GPT 3.5 and 4 being lazy / refusing function calls after 5k tokens

Hi there,

I created an online game that uses GPT 3.5 and 4 as the game master. I’ve equipped the game master with several functions- e.g. move to a location, talk to an NPC, etc as well as corresponding system instructions on when and how to call them.

This all works fine, but what my players noticed during playtesting is that after around 5000 tokens generated in the conversation, GPT 3.5 as well as 4 start becoming lazy. Meaning: They just won’t call the appropriate functions by themselves anymore, whereas in the beginning it works perfectly. So the player might say:

“I want to move to the tavern”.

And the Game master responds with a text response, describing how the player moves into the tavern, instead of calling move_location with the correct parameters.

However, if I ask the game master this:

What is your instruction for changing game locations?

He tells me that he will call the appropriate function to change the game location with the correct parameters.

So he can remember the function and its corresponding instruction - its also only 5k tokens in from the 120k total for e.g. GPT 4 Turbo - but he refuses or becomes too lazy to call any functions anymore.

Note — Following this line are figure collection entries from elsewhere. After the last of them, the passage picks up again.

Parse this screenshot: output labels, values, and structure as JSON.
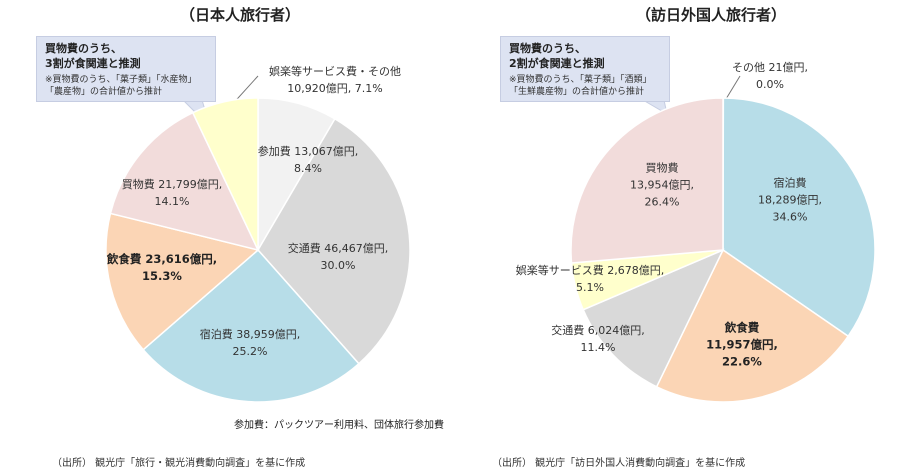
{
  "chart_data": [
    {
      "type": "pie",
      "title": "（日本人旅行者）",
      "slices": [
        {
          "name": "参加費",
          "value_oku_yen": 13067,
          "value_text": "13,067億円,",
          "percent_text": "8.4%",
          "color": "#f2f2f2",
          "bold": false
        },
        {
          "name": "交通費",
          "value_oku_yen": 46467,
          "value_text": "46,467億円,",
          "percent_text": "30.0%",
          "color": "#d9d9d9",
          "bold": false
        },
        {
          "name": "宿泊費",
          "value_oku_yen": 38959,
          "value_text": "38,959億円,",
          "percent_text": "25.2%",
          "color": "#b7dde8",
          "bold": false
        },
        {
          "name": "飲食費",
          "value_oku_yen": 23616,
          "value_text": "23,616億円,",
          "percent_text": "15.3%",
          "color": "#fbd5b5",
          "bold": true
        },
        {
          "name": "買物費",
          "value_oku_yen": 21799,
          "value_text": "21,799億円,",
          "percent_text": "14.1%",
          "color": "#f2dcdb",
          "bold": false
        },
        {
          "name": "娯楽等サービス費・その他",
          "value_oku_yen": 10920,
          "value_text": "10,920億円,",
          "percent_text": "7.1%",
          "color": "#ffffcc",
          "bold": false
        }
      ],
      "callout": {
        "head_line1": "買物費のうち、",
        "head_line2": "3割が食関連と推測",
        "note_line1": "※買物費のうち、「菓子類」「水産物」",
        "note_line2": "「農産物」の合計値から推計"
      },
      "participation_note": "参加費：パックツアー利用料、団体旅行参加費",
      "source": "（出所） 観光庁「旅行・観光消費動向調査」を基に作成"
    },
    {
      "type": "pie",
      "title": "（訪日外国人旅行者）",
      "slices": [
        {
          "name": "その他",
          "value_oku_yen": 21,
          "value_text": "21億円,",
          "percent_text": "0.0%",
          "color": "#ffffff",
          "bold": false
        },
        {
          "name": "宿泊費",
          "value_oku_yen": 18289,
          "value_text": "18,289億円,",
          "percent_text": "34.6%",
          "color": "#b7dde8",
          "bold": false
        },
        {
          "name": "飲食費",
          "value_oku_yen": 11957,
          "value_text": "11,957億円,",
          "percent_text": "22.6%",
          "color": "#fbd5b5",
          "bold": true
        },
        {
          "name": "交通費",
          "value_oku_yen": 6024,
          "value_text": "6,024億円,",
          "percent_text": "11.4%",
          "color": "#d9d9d9",
          "bold": false
        },
        {
          "name": "娯楽等サービス費",
          "value_oku_yen": 2678,
          "value_text": "2,678億円,",
          "percent_text": "5.1%",
          "color": "#ffffcc",
          "bold": false
        },
        {
          "name": "買物費",
          "value_oku_yen": 13954,
          "value_text": "13,954億円,",
          "percent_text": "26.4%",
          "color": "#f2dcdb",
          "bold": false
        }
      ],
      "callout": {
        "head_line1": "買物費のうち、",
        "head_line2": "2割が食関連と推測",
        "note_line1": "※買物費のうち、「菓子類」「酒類」",
        "note_line2": "「生鮮農産物」の合計値から推計"
      },
      "source": "（出所） 観光庁「訪日外国人消費動向調査」を基に作成"
    }
  ]
}
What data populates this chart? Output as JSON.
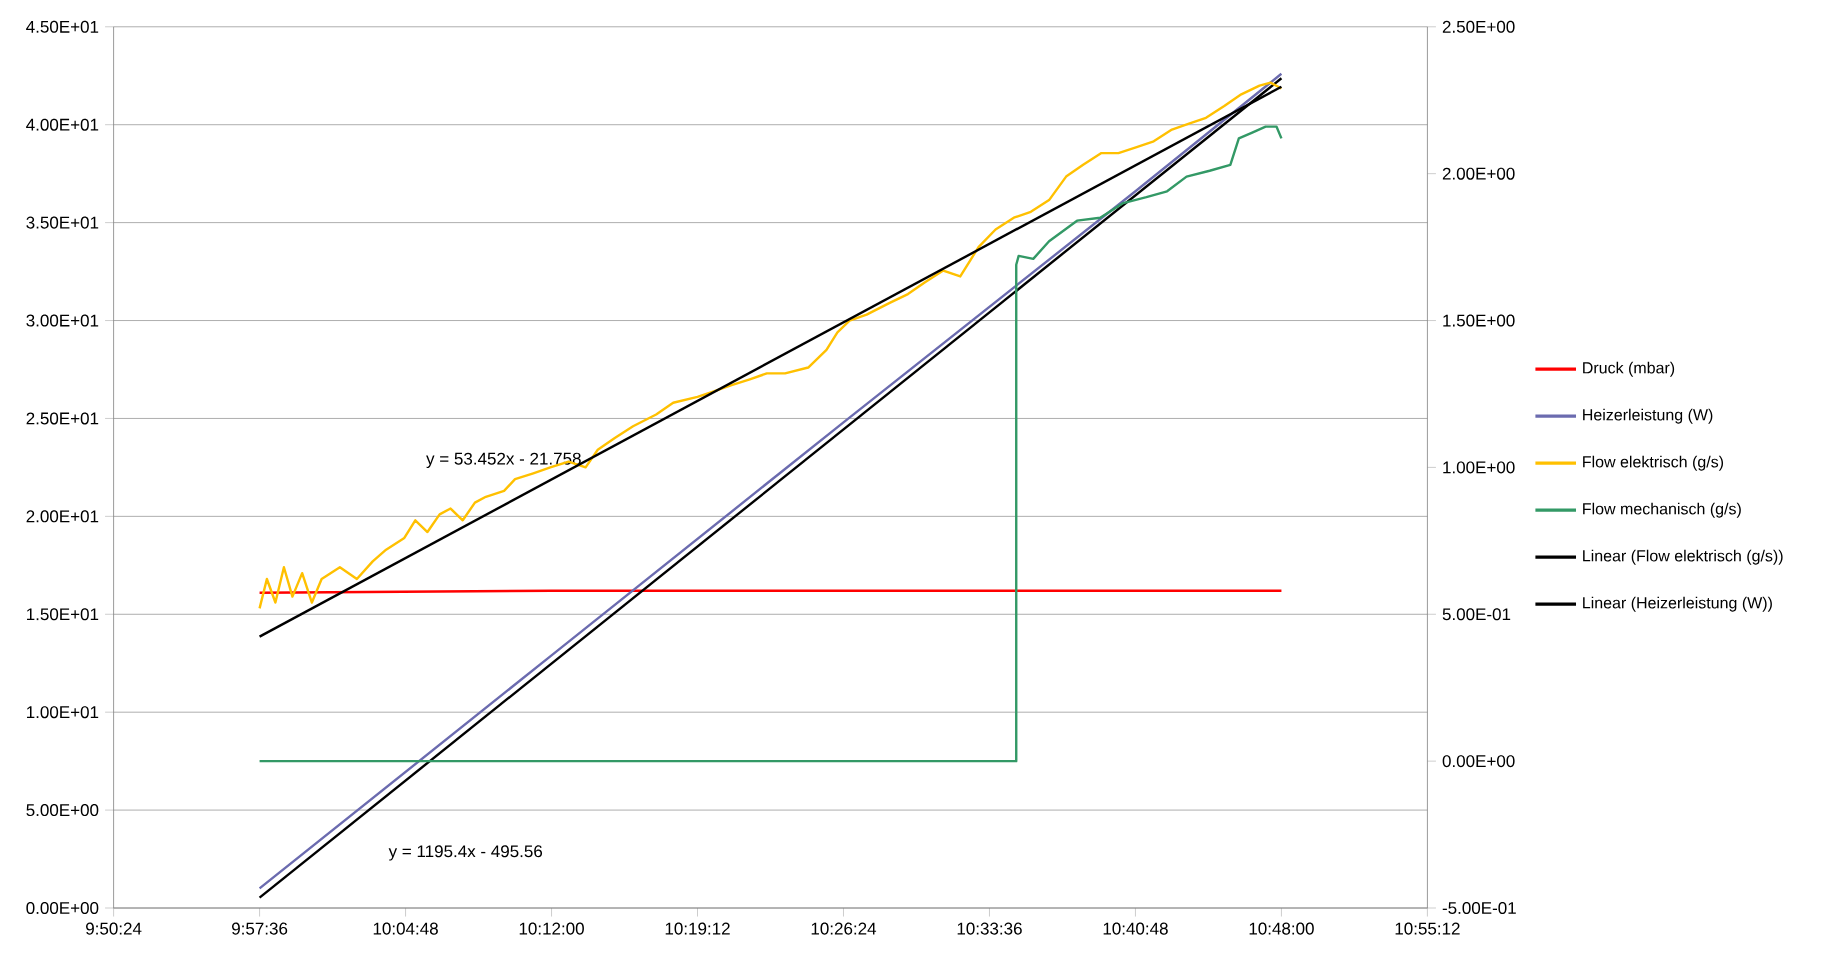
{
  "chart_data": {
    "type": "line",
    "xlim": [
      9.84,
      10.92
    ],
    "ylim": [
      0,
      45
    ],
    "y2lim": [
      -0.5,
      2.5
    ],
    "xticks": [
      {
        "value": 9.84,
        "label": "9:50:24"
      },
      {
        "value": 9.96,
        "label": "9:57:36"
      },
      {
        "value": 10.08,
        "label": "10:04:48"
      },
      {
        "value": 10.2,
        "label": "10:12:00"
      },
      {
        "value": 10.32,
        "label": "10:19:12"
      },
      {
        "value": 10.44,
        "label": "10:26:24"
      },
      {
        "value": 10.56,
        "label": "10:33:36"
      },
      {
        "value": 10.68,
        "label": "10:40:48"
      },
      {
        "value": 10.8,
        "label": "10:48:00"
      },
      {
        "value": 10.92,
        "label": "10:55:12"
      }
    ],
    "yticks": [
      {
        "value": 0,
        "label": "0.00E+00"
      },
      {
        "value": 5,
        "label": "5.00E+00"
      },
      {
        "value": 10,
        "label": "1.00E+01"
      },
      {
        "value": 15,
        "label": "1.50E+01"
      },
      {
        "value": 20,
        "label": "2.00E+01"
      },
      {
        "value": 25,
        "label": "2.50E+01"
      },
      {
        "value": 30,
        "label": "3.00E+01"
      },
      {
        "value": 35,
        "label": "3.50E+01"
      },
      {
        "value": 40,
        "label": "4.00E+01"
      },
      {
        "value": 45,
        "label": "4.50E+01"
      }
    ],
    "y2ticks": [
      {
        "value": -0.5,
        "label": "-5.00E-01"
      },
      {
        "value": 0,
        "label": "0.00E+00"
      },
      {
        "value": 0.5,
        "label": "5.00E-01"
      },
      {
        "value": 1,
        "label": "1.00E+00"
      },
      {
        "value": 1.5,
        "label": "1.50E+00"
      },
      {
        "value": 2,
        "label": "2.00E+00"
      },
      {
        "value": 2.5,
        "label": "2.50E+00"
      }
    ],
    "grid": "y",
    "legend": "right",
    "marker": "none",
    "line_style": "solid",
    "annotations": [
      "y = 53.452x - 21.758",
      "y = 1195.4x - 495.56"
    ],
    "series": [
      {
        "name": "Druck (mbar)",
        "color": "#ff0000",
        "x": [
          9.96,
          10.2,
          10.44,
          10.68,
          10.8
        ],
        "values": [
          16.1,
          16.2,
          16.2,
          16.2,
          16.2
        ]
      },
      {
        "name": "Heizerleistung (W)",
        "color": "#6b6baf",
        "x": [
          9.96,
          10.2,
          10.44,
          10.68,
          10.8
        ],
        "values": [
          1.0,
          12.9,
          24.8,
          36.6,
          42.6
        ]
      },
      {
        "name": "Flow elektrisch (g/s)",
        "color": "#ffc000",
        "axis": "y2",
        "x": [
          9.96,
          9.966,
          9.973,
          9.98,
          9.987,
          9.995,
          10.003,
          10.011,
          10.026,
          10.04,
          10.053,
          10.064,
          10.079,
          10.088,
          10.098,
          10.108,
          10.117,
          10.127,
          10.137,
          10.146,
          10.161,
          10.17,
          10.185,
          10.199,
          10.214,
          10.228,
          10.238,
          10.252,
          10.267,
          10.286,
          10.3,
          10.32,
          10.334,
          10.348,
          10.363,
          10.377,
          10.392,
          10.411,
          10.426,
          10.435,
          10.445,
          10.459,
          10.478,
          10.493,
          10.507,
          10.522,
          10.536,
          10.551,
          10.565,
          10.58,
          10.594,
          10.609,
          10.623,
          10.637,
          10.652,
          10.666,
          10.681,
          10.695,
          10.71,
          10.724,
          10.738,
          10.753,
          10.767,
          10.782,
          10.791,
          10.8
        ],
        "values": [
          0.52,
          0.62,
          0.54,
          0.66,
          0.56,
          0.64,
          0.54,
          0.62,
          0.66,
          0.62,
          0.68,
          0.72,
          0.76,
          0.82,
          0.78,
          0.84,
          0.86,
          0.82,
          0.88,
          0.9,
          0.92,
          0.96,
          0.98,
          1.0,
          1.02,
          1.0,
          1.06,
          1.1,
          1.14,
          1.18,
          1.22,
          1.24,
          1.26,
          1.28,
          1.3,
          1.32,
          1.32,
          1.34,
          1.4,
          1.46,
          1.5,
          1.52,
          1.56,
          1.59,
          1.63,
          1.67,
          1.65,
          1.75,
          1.81,
          1.85,
          1.87,
          1.91,
          1.99,
          2.03,
          2.07,
          2.07,
          2.09,
          2.11,
          2.15,
          2.17,
          2.19,
          2.23,
          2.27,
          2.3,
          2.31,
          2.29
        ]
      },
      {
        "name": "Flow mechanisch (g/s)",
        "color": "#339966",
        "axis": "y2",
        "x": [
          9.96,
          10.582,
          10.582,
          10.584,
          10.596,
          10.609,
          10.632,
          10.651,
          10.67,
          10.689,
          10.706,
          10.722,
          10.741,
          10.758,
          10.765,
          10.776,
          10.787,
          10.796,
          10.8
        ],
        "values": [
          0,
          0,
          1.69,
          1.72,
          1.71,
          1.77,
          1.84,
          1.85,
          1.9,
          1.92,
          1.94,
          1.99,
          2.01,
          2.03,
          2.12,
          2.14,
          2.16,
          2.16,
          2.12
        ]
      },
      {
        "name": "Linear (Flow elektrisch (g/s))",
        "color": "#000000",
        "axis": "y2",
        "x": [
          9.96,
          10.8
        ],
        "values": [
          0.424,
          2.296
        ]
      },
      {
        "name": "Linear (Heizerleistung (W))",
        "color": "#000000",
        "x": [
          9.96,
          10.8
        ],
        "values": [
          0.53,
          42.37
        ]
      }
    ]
  }
}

Any idea why this is or how to solve this? I feel like the issue weakens the concept of a functional AI agent.

The solution I had in mind to get around that is to preprocess player input, and categorize it. Then use the categorization to force a function call. But a dynamic system would be cooler. It works perfectly for the first 5k tokens, but then suddenly stops. Why is that? Is this an OpenAI specific limitation or an LLM specific limitation? Do other models work better in that regard?

I see every problem as a nail I would want to swing my polychromatic hammer at it. Your high frequency signal needs to be underpinned by a strong low frequency signal to maintain coherence over a longer period.

One issue is that the model simply ‘forgets’ to call the function - that the instruction to call the function simply doesn’t seem relevant anymore.

You want it to follow a checklist of things to do, but it gets got so carried away by writing prose that it spat out the end of text token because it was proud of its creation, without thinking much about what to do next.

One way, as you noted, is to simply make a second call to decide what to do.

Another way to make it “take another look at the todos” is to use a schema. Every time the model closes a tag, or a bracket, it will look at the schema region again and decide what to do next.

Of course you’d have to parse that, and either option would require more programming, unfortunately.